First, it has struck me that dust devils form more easily on Mars than they do here on Earth. Considering how thin the air is and how cold the overall environment is, you would think there would be more energy available on Earth for such vortex formation than on Mars.

But, I says to myself -- Mars spins around its axis at roughly the same speed as Earth spins about her own axis. But Mars is significantly smaller. Its surface is rather closer to the center of rotation than is ours.

Would this not, based on conservation of angular momentum, mean that the coriolis force would be noticeably stronger on Mars? The spinning skater spins faster and faster as her arms are drawn towards her, and on Mars the difference in rotational speed between me and the spot 10 meters to the north or south is greater than at the same distance on Earth. And, if I understand the coriolis force correctly, it is this difference in rotational speed that drives everything from typhoons to dust devils to the swirl of water running down the drain.

So -- if I'm reading this right and the coriolis force on Mars is noticeably greater than on Earth, encouraging a lot more atmospheric vortex formation, how would this affect simple aeolian erosion patterns on an early Mars with a much thicker atmosphere than now?

Consider that in 6mb air pressure a modern Martian dust devil can pick up and entrain a pretty impressive mass of dust and pebbles. This process keeps much of the Martian surface swept clean of the ubiquitous orange-brown-yellow dust, the darker gray rock beds thus exposed forming the dark markings visible in telescopic images of Mars for more than a century.

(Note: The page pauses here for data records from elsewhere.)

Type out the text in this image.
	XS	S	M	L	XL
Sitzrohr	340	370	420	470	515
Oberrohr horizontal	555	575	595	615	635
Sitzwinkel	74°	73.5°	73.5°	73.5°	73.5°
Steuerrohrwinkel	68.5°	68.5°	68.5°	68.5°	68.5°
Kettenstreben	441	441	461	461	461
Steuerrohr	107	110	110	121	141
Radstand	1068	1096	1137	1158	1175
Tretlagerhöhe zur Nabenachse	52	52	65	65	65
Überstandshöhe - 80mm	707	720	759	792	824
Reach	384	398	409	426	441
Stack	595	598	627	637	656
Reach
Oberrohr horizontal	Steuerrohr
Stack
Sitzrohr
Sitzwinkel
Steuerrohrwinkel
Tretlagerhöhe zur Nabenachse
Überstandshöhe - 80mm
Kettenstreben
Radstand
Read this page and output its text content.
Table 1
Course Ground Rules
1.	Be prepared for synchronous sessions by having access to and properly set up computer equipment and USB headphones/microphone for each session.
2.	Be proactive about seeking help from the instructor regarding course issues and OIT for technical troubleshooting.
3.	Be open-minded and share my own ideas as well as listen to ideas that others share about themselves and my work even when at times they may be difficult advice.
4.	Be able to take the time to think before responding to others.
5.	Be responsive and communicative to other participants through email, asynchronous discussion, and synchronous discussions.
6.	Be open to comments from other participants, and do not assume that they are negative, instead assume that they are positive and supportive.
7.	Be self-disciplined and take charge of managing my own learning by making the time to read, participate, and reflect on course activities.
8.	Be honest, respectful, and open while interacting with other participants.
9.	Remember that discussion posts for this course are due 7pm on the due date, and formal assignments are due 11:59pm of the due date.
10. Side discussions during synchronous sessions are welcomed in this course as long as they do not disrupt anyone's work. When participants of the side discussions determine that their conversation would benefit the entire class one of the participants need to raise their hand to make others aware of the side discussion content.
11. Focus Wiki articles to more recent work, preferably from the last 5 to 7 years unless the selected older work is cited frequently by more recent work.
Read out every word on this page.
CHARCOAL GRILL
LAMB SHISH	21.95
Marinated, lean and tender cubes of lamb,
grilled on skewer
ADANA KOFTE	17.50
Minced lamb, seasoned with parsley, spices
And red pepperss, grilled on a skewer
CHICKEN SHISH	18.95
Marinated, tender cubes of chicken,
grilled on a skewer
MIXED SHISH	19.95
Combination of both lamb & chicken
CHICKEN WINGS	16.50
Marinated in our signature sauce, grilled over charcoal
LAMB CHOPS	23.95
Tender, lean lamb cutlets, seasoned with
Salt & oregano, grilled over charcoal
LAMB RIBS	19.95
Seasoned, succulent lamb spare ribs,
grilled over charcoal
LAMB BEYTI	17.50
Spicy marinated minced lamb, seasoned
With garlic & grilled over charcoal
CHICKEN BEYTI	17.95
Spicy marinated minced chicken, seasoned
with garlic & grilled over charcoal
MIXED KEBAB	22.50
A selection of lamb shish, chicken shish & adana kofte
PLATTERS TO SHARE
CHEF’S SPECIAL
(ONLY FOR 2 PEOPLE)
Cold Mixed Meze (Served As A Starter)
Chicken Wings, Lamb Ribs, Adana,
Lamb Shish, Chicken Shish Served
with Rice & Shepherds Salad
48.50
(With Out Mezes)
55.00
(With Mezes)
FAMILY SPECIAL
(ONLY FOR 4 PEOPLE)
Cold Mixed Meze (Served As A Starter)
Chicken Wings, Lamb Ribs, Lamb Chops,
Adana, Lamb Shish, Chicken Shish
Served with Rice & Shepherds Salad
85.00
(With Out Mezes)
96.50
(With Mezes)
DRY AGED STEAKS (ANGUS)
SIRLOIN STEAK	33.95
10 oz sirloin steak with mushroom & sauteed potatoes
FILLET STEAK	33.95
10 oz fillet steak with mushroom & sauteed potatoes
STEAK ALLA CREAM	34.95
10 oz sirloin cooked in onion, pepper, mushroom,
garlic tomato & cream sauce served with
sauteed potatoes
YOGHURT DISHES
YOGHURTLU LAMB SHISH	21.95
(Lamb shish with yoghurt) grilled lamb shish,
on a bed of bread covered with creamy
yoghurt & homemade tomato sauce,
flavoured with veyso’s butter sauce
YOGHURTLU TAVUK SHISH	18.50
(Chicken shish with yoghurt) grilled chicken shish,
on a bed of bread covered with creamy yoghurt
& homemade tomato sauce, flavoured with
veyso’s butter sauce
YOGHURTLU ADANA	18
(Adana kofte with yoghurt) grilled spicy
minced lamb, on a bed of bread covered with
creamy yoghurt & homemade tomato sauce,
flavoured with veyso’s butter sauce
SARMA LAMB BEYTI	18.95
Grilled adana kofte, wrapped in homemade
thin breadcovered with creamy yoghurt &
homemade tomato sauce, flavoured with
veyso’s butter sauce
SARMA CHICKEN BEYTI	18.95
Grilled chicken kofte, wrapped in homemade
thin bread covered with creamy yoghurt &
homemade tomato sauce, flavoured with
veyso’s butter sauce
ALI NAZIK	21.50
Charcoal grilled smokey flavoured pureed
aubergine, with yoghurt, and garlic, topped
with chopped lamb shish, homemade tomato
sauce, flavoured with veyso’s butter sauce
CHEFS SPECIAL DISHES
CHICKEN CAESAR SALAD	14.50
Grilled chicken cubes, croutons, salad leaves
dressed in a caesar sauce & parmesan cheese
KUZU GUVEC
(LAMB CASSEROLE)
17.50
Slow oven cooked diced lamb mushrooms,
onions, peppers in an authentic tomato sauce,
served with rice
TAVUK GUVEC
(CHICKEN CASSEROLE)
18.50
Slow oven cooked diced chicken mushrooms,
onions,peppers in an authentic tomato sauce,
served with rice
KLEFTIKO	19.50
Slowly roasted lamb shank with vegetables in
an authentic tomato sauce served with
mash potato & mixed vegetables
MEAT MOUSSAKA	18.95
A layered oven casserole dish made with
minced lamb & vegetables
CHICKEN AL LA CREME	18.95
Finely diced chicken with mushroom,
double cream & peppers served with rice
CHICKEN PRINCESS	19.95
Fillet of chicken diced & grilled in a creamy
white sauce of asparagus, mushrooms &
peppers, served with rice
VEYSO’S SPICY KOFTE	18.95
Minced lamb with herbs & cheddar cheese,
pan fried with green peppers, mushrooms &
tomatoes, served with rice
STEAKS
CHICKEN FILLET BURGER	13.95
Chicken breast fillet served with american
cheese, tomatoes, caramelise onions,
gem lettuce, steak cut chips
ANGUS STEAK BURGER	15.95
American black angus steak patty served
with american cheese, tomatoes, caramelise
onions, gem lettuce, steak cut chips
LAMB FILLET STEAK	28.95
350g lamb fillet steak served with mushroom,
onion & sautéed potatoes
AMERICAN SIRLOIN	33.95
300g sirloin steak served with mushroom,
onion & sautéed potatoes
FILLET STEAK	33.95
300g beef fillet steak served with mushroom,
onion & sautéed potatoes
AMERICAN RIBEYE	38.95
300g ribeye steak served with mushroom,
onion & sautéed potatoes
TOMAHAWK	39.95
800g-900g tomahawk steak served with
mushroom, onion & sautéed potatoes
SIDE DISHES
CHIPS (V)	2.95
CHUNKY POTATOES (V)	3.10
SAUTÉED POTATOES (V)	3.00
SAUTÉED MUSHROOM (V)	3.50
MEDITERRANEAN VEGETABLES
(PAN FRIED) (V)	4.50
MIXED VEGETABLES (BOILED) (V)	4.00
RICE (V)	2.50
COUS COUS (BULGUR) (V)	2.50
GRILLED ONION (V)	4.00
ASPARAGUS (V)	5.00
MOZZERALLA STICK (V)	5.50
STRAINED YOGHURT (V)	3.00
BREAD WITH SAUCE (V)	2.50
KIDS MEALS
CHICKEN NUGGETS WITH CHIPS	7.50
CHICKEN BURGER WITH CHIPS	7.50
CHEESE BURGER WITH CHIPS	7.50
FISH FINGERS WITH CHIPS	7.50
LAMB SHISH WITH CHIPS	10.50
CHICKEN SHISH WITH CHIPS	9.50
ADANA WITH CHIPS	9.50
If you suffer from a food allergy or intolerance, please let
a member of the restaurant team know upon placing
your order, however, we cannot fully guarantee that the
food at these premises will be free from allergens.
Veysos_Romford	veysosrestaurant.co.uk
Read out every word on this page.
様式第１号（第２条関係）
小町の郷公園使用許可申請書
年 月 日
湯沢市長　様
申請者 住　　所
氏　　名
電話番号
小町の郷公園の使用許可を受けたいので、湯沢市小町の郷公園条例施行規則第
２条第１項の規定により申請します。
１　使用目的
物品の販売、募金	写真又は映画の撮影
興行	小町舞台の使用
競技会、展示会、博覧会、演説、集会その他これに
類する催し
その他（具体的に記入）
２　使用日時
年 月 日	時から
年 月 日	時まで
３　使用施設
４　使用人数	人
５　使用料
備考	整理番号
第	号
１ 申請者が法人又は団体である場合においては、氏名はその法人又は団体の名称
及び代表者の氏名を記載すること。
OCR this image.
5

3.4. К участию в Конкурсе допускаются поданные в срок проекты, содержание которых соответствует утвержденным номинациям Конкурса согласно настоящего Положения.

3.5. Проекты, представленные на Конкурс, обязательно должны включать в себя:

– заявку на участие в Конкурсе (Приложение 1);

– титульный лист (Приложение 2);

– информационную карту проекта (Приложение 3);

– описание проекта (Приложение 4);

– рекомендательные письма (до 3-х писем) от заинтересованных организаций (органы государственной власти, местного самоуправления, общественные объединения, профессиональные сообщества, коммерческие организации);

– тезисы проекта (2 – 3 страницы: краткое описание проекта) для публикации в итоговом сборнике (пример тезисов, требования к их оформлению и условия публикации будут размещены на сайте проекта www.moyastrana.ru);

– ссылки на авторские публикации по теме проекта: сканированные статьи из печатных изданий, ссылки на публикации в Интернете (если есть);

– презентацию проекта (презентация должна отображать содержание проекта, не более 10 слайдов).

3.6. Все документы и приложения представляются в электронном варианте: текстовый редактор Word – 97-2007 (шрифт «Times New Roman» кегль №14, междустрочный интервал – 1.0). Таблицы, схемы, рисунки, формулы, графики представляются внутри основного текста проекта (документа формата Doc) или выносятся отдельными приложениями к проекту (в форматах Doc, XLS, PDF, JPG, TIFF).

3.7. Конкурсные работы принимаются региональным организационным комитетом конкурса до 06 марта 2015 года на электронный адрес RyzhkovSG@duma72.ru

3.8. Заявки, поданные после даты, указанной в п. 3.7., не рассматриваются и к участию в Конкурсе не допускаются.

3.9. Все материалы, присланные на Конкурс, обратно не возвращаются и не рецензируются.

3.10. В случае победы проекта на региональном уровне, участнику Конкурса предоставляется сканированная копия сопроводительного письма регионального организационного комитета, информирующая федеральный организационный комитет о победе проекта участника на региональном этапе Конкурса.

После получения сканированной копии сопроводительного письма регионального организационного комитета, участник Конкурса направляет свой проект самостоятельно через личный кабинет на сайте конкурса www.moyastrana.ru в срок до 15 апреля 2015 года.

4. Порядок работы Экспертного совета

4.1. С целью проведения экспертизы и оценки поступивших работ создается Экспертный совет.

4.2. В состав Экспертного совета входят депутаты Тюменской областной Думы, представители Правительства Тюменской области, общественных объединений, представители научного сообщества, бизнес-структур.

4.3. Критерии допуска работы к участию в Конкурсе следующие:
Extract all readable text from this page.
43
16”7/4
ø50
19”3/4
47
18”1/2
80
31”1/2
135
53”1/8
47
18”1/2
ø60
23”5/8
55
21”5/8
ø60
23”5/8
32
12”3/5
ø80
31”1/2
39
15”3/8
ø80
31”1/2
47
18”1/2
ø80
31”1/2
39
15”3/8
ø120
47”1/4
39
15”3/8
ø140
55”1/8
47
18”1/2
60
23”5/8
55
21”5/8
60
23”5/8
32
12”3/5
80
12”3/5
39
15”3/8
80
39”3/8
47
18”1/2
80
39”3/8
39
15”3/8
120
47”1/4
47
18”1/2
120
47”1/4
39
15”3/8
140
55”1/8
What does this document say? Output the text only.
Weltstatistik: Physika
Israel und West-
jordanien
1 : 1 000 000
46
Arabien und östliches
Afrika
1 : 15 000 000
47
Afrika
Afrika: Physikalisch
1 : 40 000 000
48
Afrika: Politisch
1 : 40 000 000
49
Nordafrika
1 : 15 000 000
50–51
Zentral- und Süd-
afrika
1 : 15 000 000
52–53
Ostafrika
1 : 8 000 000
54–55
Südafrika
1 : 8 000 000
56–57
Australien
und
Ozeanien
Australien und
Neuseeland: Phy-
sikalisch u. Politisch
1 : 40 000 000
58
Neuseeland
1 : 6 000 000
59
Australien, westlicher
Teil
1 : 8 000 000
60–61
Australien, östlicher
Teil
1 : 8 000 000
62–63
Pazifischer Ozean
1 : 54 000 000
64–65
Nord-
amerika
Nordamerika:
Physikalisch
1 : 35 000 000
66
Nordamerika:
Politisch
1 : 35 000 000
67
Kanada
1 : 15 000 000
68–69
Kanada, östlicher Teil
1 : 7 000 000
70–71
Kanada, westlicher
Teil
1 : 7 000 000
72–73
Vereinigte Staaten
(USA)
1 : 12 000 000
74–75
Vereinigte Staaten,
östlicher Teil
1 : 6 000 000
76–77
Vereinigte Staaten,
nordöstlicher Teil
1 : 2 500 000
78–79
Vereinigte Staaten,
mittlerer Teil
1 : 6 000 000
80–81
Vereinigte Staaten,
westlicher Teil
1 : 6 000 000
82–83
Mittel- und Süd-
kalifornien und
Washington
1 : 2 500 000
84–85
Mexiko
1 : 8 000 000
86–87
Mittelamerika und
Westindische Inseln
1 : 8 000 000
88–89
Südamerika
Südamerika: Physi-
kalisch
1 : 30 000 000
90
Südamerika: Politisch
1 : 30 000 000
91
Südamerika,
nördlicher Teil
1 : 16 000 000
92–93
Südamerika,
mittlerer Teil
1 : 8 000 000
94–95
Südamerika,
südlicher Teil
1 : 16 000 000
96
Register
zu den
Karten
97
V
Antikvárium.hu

How much more erosive would a thicker atmosphere be, if an increased coriolis force makes it tend to form vorteces at every opportunity?

This relates to the previous posts thus -- imagine Gale crater nearly filled with some form of fill. Then imagine a racetrack wind pattern running around inside the crater walls, breaking up into hordes of large dust devils which, due to the thicker air, are able to pick up tons of material and toss it high into the air?

You'd have a pretty dusty atmosphere all the time (which would tend to cool the surface, I imagine), but such a wind pattern might be able to deflate an *awful* lot of material out of a crater in a pretty short time, at least in geologic terms.

Maybe it was such a dust devil breakout phase that deflated a lot of crater fill on Mars?